Succinylcholine is contraindicated in pseudocholinesterase deficiency (1 in 500, autosomal recessive). A patient with pseudocholinesterase deficiency will experience prolonged paralysis for up to 8 hours, requiring mechanical ventilation. It is important to recognize the reaction and continue anaesthesia because awake paralysis may lead to post-traumatic stress disorder. In pseudocholinesterase deficiency, the intermediately long-acting nondepolarizing relaxant rocuronium can be used instead of succinylcholine. Mivacurium is also contraindicated in pseudocholinesterase deficiency.
Other risks of succinylcholine include anaphylaxis and malignant hyperthermia. Succinylcholine increases saliva production as a cholinergic effect. It does not appear to markedly affect seizure threshold.
Dosing: For ECT, the initial dose will be defined by the anesthesiologist. The traditional dose for intubation is 1 mg/kg. 0.67 mg/kg may be a suitable dose for ECT. Lean or muscular patients may need more than 0.67 mg/kg. Obese patients may need less than 0.67 mg/kg. El-Orbany et al (2004) concluded that 0.5–0.6 mg/kg of succinylcholine is as effective as 1.0 mg/kg with regard to intubating conditions, with a more rapid recovery from neuromuscular blockade and apnea time.
Dynamic interactions:
❖ Hyperkalemia
❖ Neuromuscular blockade
❖ Cholinergic effects
– bradycardia
– salivation
Kinetic interactions:
❖ Cholinesterase inhibitors may prolong neuromuscular blockade by interfering with breakdown of succinylcholine:
– donepezil (Aricept)
– rivastigmine (Exelon)
– galantamine (Razadyne)
❖ Other drugs that decrease cholinesterase activity:
– corticosteroids
– estrogens
– ketamine
– chlorpromazine (Thorazine)
– metoclopramide (Reglan)
– memantine (Namenda)
– ginkgo biloba
❖ The effect of succinylcholine is potentiated by:
– lithium
– quinidine
– cyclophosphamide
– aminoglycoside (tobra/genta/neo-mycin)
Here is a sneak preview of some other medication mascots for drugs used in electroconvulsive therapy. Stay tuned for future posts.
Rocuronium (ZEMURON)
Pronounced: ROK ur OH nee um
Mnemonic: “Zemur on Rocker”
Mascot: A Zemur (Zebra Lemur) on a Rocker
Rocuronium—"Rock"—is a nondepolarizing neuromuscular blocker that can be used in stead of succinylcholine for ECT—"Let's use Rock, not Sux". Duration of action is longer than with succinylcholine.
Sugammadex (BRIDION)
Pronounced: soo GAM ma dex
Mnemonic: "Mad Sugar"
Mascot: Mad sugar cube encapsulating rocuronium.
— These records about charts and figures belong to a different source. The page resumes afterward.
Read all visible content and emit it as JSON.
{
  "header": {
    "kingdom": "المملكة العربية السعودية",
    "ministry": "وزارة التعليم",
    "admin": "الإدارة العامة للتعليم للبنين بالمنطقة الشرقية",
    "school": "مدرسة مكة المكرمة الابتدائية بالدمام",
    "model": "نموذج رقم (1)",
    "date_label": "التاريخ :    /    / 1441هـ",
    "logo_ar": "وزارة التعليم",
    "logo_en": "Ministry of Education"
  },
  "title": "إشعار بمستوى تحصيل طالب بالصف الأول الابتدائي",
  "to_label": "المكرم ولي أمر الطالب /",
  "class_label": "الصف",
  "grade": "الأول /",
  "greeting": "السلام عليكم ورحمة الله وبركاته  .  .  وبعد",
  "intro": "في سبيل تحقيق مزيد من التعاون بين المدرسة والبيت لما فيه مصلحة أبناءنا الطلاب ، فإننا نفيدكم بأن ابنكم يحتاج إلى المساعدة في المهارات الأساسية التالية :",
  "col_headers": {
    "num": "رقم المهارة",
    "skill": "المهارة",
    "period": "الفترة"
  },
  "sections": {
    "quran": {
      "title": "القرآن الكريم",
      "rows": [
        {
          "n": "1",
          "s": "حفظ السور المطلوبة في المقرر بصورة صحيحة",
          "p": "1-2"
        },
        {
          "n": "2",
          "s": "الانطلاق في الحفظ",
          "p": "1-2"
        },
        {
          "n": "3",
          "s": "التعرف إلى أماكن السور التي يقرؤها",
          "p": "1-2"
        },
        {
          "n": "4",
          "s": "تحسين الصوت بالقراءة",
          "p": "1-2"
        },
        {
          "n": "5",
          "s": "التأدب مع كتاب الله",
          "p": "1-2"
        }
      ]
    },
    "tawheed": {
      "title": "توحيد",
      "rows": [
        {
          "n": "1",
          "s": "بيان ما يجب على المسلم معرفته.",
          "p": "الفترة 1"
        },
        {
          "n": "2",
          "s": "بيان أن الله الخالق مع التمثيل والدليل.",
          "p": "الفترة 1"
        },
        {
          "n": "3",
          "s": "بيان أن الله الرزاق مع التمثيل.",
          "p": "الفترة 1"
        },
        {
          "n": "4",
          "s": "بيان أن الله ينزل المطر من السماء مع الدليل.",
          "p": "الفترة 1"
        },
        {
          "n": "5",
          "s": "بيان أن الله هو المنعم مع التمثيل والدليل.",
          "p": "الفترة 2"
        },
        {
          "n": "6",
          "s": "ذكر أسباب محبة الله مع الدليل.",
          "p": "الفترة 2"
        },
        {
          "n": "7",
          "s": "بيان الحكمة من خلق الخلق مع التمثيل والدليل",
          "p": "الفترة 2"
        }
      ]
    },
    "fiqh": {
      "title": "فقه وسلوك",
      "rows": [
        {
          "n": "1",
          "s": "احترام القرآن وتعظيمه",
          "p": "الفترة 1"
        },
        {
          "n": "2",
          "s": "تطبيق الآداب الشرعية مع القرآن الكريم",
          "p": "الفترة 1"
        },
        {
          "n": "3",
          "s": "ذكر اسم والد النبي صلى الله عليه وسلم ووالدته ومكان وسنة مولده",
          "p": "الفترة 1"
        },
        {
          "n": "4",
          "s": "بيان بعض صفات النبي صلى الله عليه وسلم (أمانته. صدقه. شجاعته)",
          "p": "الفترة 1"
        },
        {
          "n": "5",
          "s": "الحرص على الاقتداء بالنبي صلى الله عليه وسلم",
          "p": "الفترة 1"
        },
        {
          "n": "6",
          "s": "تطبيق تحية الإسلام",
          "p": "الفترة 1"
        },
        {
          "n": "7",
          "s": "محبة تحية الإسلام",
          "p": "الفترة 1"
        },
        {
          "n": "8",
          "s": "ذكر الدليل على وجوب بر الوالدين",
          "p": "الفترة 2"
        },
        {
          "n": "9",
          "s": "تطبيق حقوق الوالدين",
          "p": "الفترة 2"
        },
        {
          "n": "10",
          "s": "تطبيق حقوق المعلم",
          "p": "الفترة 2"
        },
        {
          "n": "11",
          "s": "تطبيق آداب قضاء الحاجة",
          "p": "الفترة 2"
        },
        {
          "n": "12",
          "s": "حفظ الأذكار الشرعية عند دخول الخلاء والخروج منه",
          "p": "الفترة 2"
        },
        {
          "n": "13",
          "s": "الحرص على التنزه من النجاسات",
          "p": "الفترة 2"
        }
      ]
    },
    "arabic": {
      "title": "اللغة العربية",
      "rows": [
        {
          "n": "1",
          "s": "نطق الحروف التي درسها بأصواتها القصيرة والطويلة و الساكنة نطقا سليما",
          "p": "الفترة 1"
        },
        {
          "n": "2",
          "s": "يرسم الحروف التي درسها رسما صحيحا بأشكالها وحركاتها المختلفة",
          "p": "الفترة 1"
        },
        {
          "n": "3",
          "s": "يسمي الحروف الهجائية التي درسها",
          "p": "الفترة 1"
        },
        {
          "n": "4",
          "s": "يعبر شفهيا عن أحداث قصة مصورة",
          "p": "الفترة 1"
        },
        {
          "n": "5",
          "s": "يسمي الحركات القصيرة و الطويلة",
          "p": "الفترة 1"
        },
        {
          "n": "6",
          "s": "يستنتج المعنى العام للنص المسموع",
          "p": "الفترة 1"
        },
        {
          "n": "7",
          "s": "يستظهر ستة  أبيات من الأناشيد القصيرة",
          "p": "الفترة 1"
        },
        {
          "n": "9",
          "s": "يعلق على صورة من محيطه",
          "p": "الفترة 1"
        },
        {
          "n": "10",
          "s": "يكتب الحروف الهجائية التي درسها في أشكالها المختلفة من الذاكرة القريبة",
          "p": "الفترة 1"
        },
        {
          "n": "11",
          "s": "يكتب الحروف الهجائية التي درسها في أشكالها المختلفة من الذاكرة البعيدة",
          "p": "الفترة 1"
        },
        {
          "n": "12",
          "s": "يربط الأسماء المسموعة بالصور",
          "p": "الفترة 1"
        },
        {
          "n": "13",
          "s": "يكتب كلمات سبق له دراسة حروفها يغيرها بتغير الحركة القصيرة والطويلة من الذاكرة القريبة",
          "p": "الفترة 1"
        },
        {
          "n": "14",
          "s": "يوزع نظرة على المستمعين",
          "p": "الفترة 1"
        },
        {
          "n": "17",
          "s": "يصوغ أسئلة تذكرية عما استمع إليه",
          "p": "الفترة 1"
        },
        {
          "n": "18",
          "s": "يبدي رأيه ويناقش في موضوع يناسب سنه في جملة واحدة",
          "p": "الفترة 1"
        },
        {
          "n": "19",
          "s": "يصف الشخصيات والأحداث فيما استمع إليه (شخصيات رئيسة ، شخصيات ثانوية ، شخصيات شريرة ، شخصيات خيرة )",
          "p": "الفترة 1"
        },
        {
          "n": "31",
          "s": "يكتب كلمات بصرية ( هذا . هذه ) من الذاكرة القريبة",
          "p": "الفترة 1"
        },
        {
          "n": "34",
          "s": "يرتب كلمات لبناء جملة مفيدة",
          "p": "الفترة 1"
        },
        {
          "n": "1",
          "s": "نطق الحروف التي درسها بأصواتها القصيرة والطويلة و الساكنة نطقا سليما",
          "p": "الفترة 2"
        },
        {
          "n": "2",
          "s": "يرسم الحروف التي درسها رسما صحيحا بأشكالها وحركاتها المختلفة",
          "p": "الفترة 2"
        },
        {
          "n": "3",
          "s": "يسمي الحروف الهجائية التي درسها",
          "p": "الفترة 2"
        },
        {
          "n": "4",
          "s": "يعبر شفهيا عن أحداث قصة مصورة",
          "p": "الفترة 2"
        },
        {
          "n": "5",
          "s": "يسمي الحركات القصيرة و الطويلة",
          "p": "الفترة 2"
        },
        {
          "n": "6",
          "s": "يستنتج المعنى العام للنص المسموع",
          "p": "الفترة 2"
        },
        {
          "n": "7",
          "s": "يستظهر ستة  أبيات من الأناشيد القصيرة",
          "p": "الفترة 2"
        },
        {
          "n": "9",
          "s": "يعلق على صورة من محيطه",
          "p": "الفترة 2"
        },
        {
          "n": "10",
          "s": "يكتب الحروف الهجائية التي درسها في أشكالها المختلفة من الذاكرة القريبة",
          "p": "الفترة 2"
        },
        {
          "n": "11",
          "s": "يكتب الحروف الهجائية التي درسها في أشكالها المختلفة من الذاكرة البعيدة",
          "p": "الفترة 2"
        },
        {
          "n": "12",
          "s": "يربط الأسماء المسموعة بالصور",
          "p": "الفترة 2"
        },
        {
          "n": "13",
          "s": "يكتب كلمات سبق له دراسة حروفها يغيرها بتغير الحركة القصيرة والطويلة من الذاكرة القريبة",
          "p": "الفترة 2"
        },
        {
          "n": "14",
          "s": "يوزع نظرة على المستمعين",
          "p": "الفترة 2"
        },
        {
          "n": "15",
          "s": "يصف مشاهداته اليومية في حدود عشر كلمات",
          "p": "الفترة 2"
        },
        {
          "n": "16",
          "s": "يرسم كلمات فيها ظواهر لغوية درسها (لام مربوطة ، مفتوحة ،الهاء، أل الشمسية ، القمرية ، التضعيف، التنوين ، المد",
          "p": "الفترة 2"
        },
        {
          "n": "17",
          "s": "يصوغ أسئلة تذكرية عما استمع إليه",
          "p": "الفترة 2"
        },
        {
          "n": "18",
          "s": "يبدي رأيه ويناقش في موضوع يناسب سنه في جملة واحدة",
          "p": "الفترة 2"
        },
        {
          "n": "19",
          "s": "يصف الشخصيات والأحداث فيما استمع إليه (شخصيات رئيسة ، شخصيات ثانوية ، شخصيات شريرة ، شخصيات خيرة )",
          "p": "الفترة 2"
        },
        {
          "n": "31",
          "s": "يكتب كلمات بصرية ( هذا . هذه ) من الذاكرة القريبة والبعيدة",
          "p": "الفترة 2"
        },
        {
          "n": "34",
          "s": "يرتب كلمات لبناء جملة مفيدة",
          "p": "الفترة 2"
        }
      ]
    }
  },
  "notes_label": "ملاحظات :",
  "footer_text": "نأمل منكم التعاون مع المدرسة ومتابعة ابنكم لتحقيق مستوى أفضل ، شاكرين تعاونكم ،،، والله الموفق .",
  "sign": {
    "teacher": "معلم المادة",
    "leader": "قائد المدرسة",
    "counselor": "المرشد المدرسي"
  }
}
Sugammadex (Bridion) is a selective relaxant binding agent (SRBA) used to reverse neuromuscular blockade induced by rocuronium and vecuronium.
Methohexital (BREVITAL)
Pronounced:
METH oh HEX i tal / BREV i tal
Mnemonic: “Briefly vital Metal hexapod”
Methohexital is a rapid, ultra-short-acting barbiturate used to induce deep sedation for ECT.
Etomidate (AMIDATE)
Pronounced:
e TOM i date / AM i date
Mnemonic: “Am I dating eTom?”
Etomidate is a non-barbiturate GABA-A receptor modulator that can be used to induce deep sedation for ECT. If it is difficult to induce a seizure with methohexital, etomidate can be used because it lowers seizure threshold.